Leichter I, Lederman R, Buchbinder S S, Bamberger P, Novak B, Fields S
Department of Electro-Optics, Jerusalem College of Technology, Jerusalem, Israel.
AJR Am J Roentgenol. 2004 Mar;182(3):705-12. doi: 10.2214/ajr.182.3.1820705.
The objective of this study was to compare the diagnostic role of features reflecting the geometry of clusters with features reflecting the shape of the individual microcalcification in a mammographic computer-aided diagnosis system.
Three hundred twenty-four cases of clustered microcalcifications with biopsy-proven results were digitized at 42-microm resolution and analyzed on a computerized system. The shape factor and number of neighbors were computed for each microcalcification, and the eccentricity of the cluster was computed as well. The shape factor is related to the individual microcalcification; the average number of neighbors and the cluster eccentricity reflect the cluster geometry. Stepwise discriminant analysis was used to evaluate the contribution of the extracted features in predicting malignancy. The performance of a classifier based on the features selected by stepwise discriminant analysis was evaluated by receiver operating characteristic (ROC) analysis.

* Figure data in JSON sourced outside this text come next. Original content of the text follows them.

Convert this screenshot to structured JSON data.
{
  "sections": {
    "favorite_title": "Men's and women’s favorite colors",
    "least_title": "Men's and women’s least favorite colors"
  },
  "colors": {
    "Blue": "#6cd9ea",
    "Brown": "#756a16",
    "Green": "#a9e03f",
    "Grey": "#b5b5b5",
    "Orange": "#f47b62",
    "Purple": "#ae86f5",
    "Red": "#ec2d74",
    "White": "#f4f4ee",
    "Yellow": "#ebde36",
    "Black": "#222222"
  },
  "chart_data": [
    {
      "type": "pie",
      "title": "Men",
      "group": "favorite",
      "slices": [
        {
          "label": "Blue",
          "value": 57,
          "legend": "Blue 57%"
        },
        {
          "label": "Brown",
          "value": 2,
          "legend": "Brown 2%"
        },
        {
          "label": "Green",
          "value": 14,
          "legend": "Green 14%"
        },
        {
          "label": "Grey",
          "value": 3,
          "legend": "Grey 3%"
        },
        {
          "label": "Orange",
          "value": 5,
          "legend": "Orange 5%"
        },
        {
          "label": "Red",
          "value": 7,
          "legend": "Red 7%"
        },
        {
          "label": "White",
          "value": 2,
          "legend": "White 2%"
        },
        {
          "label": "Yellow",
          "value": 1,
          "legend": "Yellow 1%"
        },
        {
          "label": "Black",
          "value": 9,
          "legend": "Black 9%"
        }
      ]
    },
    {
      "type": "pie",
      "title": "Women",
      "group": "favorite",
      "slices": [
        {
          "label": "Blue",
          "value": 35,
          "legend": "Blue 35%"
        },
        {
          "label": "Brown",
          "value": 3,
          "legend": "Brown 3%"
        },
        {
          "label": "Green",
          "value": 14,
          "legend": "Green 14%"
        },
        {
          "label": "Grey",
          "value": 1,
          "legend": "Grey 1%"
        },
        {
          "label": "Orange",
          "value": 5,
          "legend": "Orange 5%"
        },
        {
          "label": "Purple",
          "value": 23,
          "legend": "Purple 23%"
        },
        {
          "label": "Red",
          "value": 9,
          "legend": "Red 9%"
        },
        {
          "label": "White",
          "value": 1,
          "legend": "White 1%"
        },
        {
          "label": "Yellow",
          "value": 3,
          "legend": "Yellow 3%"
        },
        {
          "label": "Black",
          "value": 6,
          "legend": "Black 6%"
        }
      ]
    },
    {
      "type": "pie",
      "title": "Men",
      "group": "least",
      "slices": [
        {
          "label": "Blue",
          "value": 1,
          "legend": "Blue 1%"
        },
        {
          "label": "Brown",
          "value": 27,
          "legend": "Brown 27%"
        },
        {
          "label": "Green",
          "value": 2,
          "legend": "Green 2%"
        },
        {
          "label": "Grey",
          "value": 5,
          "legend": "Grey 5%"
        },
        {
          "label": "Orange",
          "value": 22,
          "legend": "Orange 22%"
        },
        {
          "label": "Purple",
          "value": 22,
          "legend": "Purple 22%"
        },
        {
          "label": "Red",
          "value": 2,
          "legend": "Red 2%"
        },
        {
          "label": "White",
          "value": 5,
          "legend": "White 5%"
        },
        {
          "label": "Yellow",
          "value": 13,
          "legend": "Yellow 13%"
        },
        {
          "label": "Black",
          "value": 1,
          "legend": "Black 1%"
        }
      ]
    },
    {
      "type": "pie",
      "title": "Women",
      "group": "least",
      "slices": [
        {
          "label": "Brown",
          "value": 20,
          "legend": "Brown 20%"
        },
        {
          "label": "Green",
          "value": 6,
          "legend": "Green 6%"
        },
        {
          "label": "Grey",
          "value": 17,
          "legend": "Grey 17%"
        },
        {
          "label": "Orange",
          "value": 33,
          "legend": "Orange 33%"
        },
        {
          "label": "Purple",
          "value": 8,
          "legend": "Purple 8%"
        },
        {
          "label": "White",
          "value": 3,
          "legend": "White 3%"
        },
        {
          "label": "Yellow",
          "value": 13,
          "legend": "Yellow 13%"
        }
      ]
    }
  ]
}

To obtain the best discrimination model, we used stepwise discriminant analysis to select the average number of neighbors and the shape of the individual microcalcification, but excluded cluster eccentricity. A classification scheme assigned the average number of neighbors a weighting factor, which was 1.49 times greater than that assigned to the shape factor of the individual microcalcification. A scheme based only on these two features yielded an ROC curve with an area under the curve (A(z)) of 0.87, indicating a positive predictive value of 61% for 98% sensitivity.
Computerized analysis permitted calculations reflecting the shape of individual microcalcification and the geometry of clusters of microcalcifications. For the computerized classification scheme studied, the cluster geometry was more effective in differentiating benign from malignant clusters than was the shape of individual microcalcification.
本研究的目的是在乳腺X线计算机辅助诊断系统中,比较反映簇状微钙化几何形状的特征与反映单个微钙化形状的特征的诊断作用。
对324例经活检证实的簇状微钙化病例进行数字化处理,分辨率为42微米,并在计算机系统上进行分析。计算每个微钙化的形状因子和邻域数量,同时计算簇的偏心率。形状因子与单个微钙化有关;邻域平均数量和簇偏心率反映簇的几何形状。采用逐步判别分析来评估提取特征在预测恶性肿瘤方面的贡献。通过受试者操作特征(ROC)分析评估基于逐步判别分析选择的特征的分类器性能。
为了获得最佳判别模型,我们使用逐步判别分析选择邻域平均数量和单个微钙化的形状,但排除了簇偏心率。一种分类方案为邻域平均数量分配了一个权重因子,该因子比分配给单个微钙化形状因子的权重因子大1.49倍。仅基于这两个特征的方案产生的ROC曲线下面积(A(z))为0.87,表明在98%的灵敏度下阳性预测值为61%。
计算机分析允许进行反映单个微钙化形状和微钙化簇几何形状的计算。对于所研究的计算机分类方案,簇的几何形状在区分良性和恶性簇方面比单个微钙化的形状更有效。